Fig. 4.. Colibactin mutagenesis as an early event in microsatellite stable colorectal cancer evolution.

a, Box plots indicating the fold-change of the relative contribution per sample of each signature between early clonal and late clonal single base substitutions (SBS, left) and small insertions and deletions (ID, right). SBS signatures that generated early clonal SBSs in fewer than 50 samples and also generated late clonal SBSs in fewer than 50 samples were excluded from the analysis. Similarly, ID signatures that generated early clonal IDs in fewer than 20 samples and late clonal IDs in fewer than 20 samples were also excluded. Signatures were sorted by their median fold-change. The line within the box is plotted at the median, while the upper and lower ends indicate the 25^th and 75^th percentiles. Whiskers show 1.5 × interquartile range, and values outside it are shown as individual data points. b, Bar plot indicating the lack of concordance between colibactin exposure status determined by the presence of colibactin-induced mutational signatures SBS88 or ID18, and the microbiome pks status. Statistical significance was evaluated using a multivariable Firth’s bias-reduced logistic regression model (due to quasi-complete separation) adjusted by age of diagnosis, sex, country, tumor subsite, and tumor purity. c-d, Distribution of the age of onset (c) and cases across age groups (d) based on the detection of colibactin-positive samples using genomic and microbiome status. The genomic status is defined by the presence of SBS88 or ID18 signatures, while the microbiome status (pks) is determined by coverage of at least half of the pks island, and suggests ongoing or active pks+ bacterial infection. Statistical significance was evaluated using a multivariable linear regression model adjusted by sex, country, tumor subsite, and tumor purity.
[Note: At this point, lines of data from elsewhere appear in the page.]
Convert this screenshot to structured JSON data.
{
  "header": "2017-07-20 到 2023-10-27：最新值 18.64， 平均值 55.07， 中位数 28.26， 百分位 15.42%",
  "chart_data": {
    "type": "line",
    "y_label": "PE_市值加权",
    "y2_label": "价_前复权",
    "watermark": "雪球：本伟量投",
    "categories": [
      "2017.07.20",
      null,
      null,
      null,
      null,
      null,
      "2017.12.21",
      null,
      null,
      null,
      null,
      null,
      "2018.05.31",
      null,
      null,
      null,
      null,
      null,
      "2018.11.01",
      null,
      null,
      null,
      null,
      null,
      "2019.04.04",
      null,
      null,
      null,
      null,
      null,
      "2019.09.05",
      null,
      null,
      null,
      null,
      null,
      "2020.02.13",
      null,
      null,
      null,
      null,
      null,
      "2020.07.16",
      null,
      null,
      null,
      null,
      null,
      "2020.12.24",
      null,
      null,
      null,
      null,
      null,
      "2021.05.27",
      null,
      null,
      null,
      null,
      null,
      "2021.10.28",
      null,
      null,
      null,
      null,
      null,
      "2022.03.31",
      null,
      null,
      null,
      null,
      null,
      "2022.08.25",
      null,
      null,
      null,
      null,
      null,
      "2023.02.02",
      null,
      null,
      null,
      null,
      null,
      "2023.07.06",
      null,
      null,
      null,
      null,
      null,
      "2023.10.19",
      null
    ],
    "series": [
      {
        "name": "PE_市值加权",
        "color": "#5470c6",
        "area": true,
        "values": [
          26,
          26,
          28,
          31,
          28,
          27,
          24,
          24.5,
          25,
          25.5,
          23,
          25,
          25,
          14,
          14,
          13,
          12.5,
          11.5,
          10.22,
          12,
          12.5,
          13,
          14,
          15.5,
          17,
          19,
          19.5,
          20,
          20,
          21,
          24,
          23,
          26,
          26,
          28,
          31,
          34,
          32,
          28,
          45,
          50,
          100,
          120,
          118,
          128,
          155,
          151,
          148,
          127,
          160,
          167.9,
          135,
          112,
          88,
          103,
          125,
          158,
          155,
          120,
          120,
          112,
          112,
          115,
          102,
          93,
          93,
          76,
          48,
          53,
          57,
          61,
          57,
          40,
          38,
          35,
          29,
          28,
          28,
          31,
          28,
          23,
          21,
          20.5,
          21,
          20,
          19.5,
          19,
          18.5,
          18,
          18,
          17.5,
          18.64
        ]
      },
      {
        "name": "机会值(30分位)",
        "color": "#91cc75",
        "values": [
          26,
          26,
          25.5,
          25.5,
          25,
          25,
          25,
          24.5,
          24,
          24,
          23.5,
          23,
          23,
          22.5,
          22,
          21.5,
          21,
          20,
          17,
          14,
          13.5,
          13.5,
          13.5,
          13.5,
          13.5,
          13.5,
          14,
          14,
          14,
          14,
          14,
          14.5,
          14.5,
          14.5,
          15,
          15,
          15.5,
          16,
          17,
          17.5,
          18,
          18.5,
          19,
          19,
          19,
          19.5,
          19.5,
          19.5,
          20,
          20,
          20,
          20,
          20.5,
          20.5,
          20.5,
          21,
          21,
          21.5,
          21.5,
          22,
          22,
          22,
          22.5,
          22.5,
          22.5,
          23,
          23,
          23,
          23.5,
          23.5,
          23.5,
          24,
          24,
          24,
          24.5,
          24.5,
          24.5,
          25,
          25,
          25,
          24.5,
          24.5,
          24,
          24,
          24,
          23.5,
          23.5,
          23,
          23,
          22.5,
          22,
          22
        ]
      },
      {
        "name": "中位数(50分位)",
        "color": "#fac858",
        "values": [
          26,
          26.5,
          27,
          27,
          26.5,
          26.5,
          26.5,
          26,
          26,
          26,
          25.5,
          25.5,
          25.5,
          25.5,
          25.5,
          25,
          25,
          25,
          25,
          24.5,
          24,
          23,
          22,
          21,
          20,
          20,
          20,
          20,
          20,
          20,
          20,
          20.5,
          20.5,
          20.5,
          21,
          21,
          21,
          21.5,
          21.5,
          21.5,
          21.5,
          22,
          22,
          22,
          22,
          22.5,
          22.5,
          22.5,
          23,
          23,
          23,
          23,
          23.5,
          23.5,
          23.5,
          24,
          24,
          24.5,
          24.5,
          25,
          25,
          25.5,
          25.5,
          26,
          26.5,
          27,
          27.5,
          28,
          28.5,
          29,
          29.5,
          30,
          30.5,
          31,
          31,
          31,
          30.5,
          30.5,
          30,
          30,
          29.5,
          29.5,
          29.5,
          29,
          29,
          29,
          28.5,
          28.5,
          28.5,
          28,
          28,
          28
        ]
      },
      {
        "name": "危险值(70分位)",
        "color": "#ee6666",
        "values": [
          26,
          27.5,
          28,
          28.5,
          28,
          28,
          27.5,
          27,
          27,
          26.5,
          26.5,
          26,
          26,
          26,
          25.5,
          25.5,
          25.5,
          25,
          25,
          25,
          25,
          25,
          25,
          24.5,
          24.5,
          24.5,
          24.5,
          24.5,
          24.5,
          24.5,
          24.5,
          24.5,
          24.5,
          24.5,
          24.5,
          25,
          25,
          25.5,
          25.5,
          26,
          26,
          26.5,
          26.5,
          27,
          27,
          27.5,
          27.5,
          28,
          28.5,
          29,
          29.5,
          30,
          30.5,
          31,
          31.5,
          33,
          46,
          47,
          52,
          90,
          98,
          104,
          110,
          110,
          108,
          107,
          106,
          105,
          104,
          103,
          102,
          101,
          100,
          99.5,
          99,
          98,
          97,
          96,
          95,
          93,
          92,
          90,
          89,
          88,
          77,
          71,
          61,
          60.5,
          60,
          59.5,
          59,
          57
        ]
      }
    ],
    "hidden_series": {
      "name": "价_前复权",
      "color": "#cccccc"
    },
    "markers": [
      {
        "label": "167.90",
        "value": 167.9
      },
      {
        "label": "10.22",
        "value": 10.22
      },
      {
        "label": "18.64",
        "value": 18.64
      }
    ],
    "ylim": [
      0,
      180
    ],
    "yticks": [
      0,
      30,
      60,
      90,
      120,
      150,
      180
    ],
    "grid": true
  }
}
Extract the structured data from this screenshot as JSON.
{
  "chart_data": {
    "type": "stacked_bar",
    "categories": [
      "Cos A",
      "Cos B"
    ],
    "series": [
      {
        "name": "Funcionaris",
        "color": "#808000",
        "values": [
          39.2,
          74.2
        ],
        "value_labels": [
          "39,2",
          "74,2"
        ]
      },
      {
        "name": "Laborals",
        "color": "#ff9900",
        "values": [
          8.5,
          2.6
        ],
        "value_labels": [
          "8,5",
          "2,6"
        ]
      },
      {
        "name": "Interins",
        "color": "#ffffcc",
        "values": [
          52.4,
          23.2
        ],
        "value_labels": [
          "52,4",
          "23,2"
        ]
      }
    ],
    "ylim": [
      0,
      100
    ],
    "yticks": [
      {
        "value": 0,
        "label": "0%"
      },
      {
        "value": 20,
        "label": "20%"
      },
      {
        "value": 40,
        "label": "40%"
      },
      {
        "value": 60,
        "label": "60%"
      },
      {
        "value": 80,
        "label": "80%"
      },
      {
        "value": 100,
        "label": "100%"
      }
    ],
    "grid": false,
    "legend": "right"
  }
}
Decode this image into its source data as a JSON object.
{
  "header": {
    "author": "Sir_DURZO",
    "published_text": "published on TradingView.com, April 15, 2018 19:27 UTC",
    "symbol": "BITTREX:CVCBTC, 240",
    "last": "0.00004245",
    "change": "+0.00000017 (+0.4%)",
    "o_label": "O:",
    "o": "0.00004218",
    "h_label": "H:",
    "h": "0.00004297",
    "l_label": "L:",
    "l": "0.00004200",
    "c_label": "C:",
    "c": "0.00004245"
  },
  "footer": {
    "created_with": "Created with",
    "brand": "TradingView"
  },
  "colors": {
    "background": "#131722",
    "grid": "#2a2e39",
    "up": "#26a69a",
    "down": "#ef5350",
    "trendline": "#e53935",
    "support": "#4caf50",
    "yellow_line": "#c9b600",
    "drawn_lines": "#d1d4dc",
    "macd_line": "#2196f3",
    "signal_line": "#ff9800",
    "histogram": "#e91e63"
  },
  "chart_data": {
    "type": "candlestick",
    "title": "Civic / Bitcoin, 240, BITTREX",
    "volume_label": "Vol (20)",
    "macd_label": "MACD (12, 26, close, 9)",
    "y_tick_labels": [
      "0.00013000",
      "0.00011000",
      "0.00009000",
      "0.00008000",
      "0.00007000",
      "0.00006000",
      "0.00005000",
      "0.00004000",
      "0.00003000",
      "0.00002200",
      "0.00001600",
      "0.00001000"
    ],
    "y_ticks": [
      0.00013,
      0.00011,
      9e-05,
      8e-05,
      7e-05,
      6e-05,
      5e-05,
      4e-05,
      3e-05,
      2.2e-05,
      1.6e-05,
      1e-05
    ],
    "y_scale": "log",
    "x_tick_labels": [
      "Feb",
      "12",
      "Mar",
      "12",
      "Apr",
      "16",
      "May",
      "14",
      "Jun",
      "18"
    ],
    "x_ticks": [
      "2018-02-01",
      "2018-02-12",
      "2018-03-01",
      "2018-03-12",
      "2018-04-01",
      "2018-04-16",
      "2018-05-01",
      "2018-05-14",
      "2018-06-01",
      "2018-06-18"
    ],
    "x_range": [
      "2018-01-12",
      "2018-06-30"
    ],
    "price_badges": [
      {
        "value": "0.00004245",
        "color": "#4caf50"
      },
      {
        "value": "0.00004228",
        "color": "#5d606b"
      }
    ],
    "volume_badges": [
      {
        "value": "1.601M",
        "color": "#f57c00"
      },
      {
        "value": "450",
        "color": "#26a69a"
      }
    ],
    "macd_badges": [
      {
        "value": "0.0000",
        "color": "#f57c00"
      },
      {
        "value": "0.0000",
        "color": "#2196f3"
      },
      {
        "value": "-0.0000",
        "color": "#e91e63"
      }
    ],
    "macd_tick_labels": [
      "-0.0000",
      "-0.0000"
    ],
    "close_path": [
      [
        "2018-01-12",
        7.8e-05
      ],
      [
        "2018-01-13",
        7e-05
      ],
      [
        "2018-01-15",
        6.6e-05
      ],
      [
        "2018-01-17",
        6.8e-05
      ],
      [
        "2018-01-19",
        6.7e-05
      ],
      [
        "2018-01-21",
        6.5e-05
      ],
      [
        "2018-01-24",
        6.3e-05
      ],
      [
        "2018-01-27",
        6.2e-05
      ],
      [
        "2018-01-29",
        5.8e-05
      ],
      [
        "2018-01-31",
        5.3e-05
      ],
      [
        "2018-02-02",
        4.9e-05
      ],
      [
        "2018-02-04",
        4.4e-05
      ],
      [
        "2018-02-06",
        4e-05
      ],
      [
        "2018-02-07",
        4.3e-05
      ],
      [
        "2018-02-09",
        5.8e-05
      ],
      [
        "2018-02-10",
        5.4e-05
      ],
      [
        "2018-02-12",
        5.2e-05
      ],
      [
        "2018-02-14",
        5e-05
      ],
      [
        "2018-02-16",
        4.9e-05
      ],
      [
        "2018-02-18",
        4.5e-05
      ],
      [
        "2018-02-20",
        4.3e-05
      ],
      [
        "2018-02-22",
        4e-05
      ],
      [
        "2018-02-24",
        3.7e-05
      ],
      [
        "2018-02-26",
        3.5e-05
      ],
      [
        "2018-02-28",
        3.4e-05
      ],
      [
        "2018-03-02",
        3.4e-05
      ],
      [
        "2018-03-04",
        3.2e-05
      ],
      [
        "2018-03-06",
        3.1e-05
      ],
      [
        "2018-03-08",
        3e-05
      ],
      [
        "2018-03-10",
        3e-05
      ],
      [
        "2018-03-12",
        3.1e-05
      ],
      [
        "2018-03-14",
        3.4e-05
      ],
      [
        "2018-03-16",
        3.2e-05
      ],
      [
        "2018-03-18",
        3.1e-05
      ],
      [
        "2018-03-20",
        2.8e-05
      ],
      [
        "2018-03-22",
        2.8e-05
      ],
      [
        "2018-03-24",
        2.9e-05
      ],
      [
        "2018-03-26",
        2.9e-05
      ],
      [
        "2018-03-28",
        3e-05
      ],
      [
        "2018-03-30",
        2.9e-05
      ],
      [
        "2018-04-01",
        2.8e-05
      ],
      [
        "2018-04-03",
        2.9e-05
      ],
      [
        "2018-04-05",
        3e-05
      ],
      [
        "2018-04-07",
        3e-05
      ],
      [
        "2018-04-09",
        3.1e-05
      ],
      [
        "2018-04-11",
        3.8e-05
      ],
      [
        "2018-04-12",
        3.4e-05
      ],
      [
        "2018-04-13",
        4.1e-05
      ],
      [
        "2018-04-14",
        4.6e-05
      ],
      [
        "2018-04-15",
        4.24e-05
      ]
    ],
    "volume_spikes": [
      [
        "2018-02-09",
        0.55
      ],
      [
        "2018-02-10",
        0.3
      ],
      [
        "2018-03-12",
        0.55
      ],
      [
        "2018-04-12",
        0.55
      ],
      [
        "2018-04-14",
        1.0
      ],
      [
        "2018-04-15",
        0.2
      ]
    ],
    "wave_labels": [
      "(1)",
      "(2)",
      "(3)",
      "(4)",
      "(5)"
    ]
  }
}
Fig. 5.. Variation of driver mutations with age of onset and association with colibactin mutagenesis in microsatellite stable colorectal cancers.

a, Bar plot indicating the prevalence of driver mutations affecting the 48 bioinformatically detected driver genes in microsatellite stable colorectal cancers. Genes were colored according to their status as known cancer driver genes for colorectal cancer, known cancer driver genes for other cancer types, or newly detected cancer driver genes. b, Box plots indicating the distribution of total driver mutations across early-onset (under 50 years of age; purple) and late-onset (50 or over; green) tumors. Statistical significance was evaluated using a multivariable linear regression model adjusted by sex, country, tumor subsite, and tumor purity. The line within the box is plotted at the median, while the upper and lower ends indicate the 25^th and 75^th percentiles. Whiskers show 1.5 × interquartile range, and values outside it are shown as individual data points. c, Volcano plot indicating the enrichment of driver mutations in cancer driver genes in early-onset and late-onset cases. Statistically significant enrichments were evaluated using multivariable logistic regression models adjusted by sex, country, tumor subsite, and tumor purity. Firth’s bias-reduced logistic regressions were used for regressions presenting complete or quasi-complete separation. P-values were adjusted for multiple comparisons based on the total number of cancer driver genes considered and reported as q-values. Horizontal lines marking statistically significant thresholds were included at 0.05 (dashed orange line) and 0.01 q-values (dashed red line). d, Line plot indicating the prevalence of driver mutations in cancer driver genes across ages of onset, using five different age groups. Cancer driver genes significantly enriched in late-onset cases (as shown in c) were colored in green, whereas genes not varying significantly with age of onset were colored in grey. e, Bar plots indicating the proportion and number of driver mutations probabilistically assigned to colibactin-induced and other mutational signatures, including single base substitutions (e) and small insertions and deletions (indels; f). Driver mutations were divided into different groups, including the APC c.835–8A>G splicing-associated driver mutation, other APC driver mutations, TP53 driver mutations, and driver mutations affecting other cancer driver genes.